Chris Barrett

Stephen B. & Janice G. Ashley Professor of Applied Economics and Management

Overview

Chris Barrett is Stephen B. and Janice G. Ashley Professor of Applied Economics and Management, and an International Professor of Agriculture, all at the Charles H. Dyson School of Applied Economics and Management, as well as a Professor in the Jeb E. Brooks School of Public Policy and a Senior Faculty Fellow of the Cornell Atkinson Center for Sustainability, all at Cornell University. He has won several university, national and international awards for teaching, research and public outreach, and is an elected Member of the National Academy of Sciences, and Fellow of American Association for the Advancement of Science, the Agricultural and Applied Economics Association, and the African Association of Agricultural Economists.

Research Focus

In this world of plenty, almost half the world's 7+ billion people live on $2/day or less. More than half suffer malnutrition due to insufficient intake of calories, protein or critical micronutrients such as vitamin A, iodine and iron, or from obesity. More than one child in five lives in extreme poverty. While failing to provide for the most essential needs of a share of humankind, we also overexploit the natural resources on which future generations' well-being fundamentally depends.

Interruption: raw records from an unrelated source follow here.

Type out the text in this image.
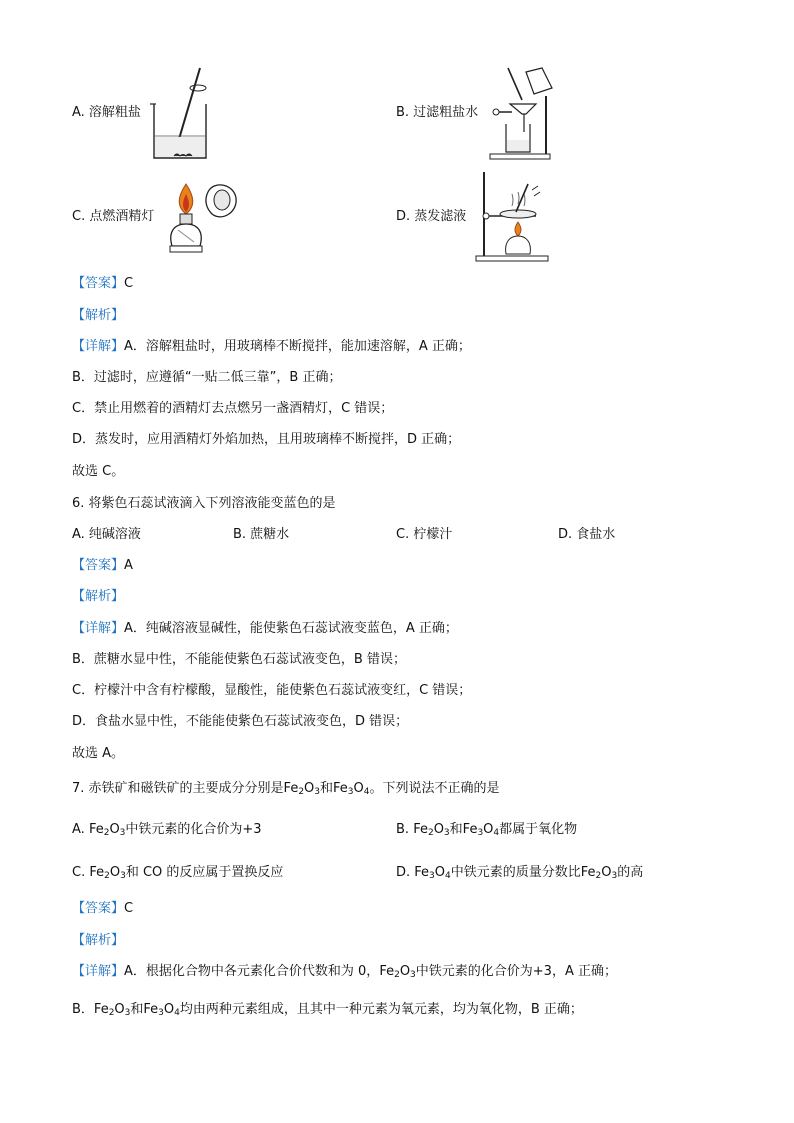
A. 溶解粗盐	B. 过滤粗盐水
C. 点燃酒精灯	D. 蒸发滤液
【答案】C
【解析】
【详解】A．溶解粗盐时，用玻璃棒不断搅拌，能加速溶解，A 正确；
B．过滤时，应遵循“一贴二低三靠”，B 正确；
C．禁止用燃着的酒精灯去点燃另一盏酒精灯，C 错误；
D．蒸发时，应用酒精灯外焰加热，且用玻璃棒不断搅拌，D 正确；
故选 C。
6. 将紫色石蕊试液滴入下列溶液能变蓝色的是
A. 纯碱溶液	B. 蔗糖水	C. 柠檬汁	D. 食盐水
【答案】A
【解析】
【详解】A．纯碱溶液显碱性，能使紫色石蕊试液变蓝色，A 正确；
B．蔗糖水显中性，不能能使紫色石蕊试液变色，B 错误；
C．柠檬汁中含有柠檬酸，显酸性，能使紫色石蕊试液变红，C 错误；
D．食盐水显中性，不能能使紫色石蕊试液变色，D 错误；
故选 A。
7. 赤铁矿和磁铁矿的主要成分分别是$Fe_2O_3$和$Fe_3O_4$。下列说法不正确的是
A. $Fe_2O_3$中铁元素的化合价为+3	B. $Fe_2O_3$和$Fe_3O_4$都属于氧化物
C. $Fe_2O_3$和 CO 的反应属于置换反应	D. $Fe_3O_4$中铁元素的质量分数比$Fe_2O_3$的高
【答案】C
【解析】
【详解】A．根据化合物中各元素化合价代数和为 0，$Fe_2O_3$中铁元素的化合价为+3，A 正确；
B．$Fe_2O_3$和$Fe_3O_4$均由两种元素组成，且其中一种元素为氧元素，均为氧化物，B 正确；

My research, teaching and outreach explore why unnecessary injustice continues to disfigure the richest, most technologically advanced societies in history and what individuals and institutions can do to improve matters. There are three basic, interrelated thrusts to my work. The first concerns improving our understanding of the drivers of poverty and food insecurity, and how private and public policy can facilitate desirable structural transformation in low-income societies. The second considers issues of individual and market behavior under risk and uncertainty and how those can cause or prolong unnecessary human suffering. The third revolves around the interrelationship between poverty, food insecurity and environmental stress. These topics necessarily cross disciplinary lines, drawing me into stimulating interdisciplinary work with natural scientists and non-economist social scientists, from whom my students and I learn much.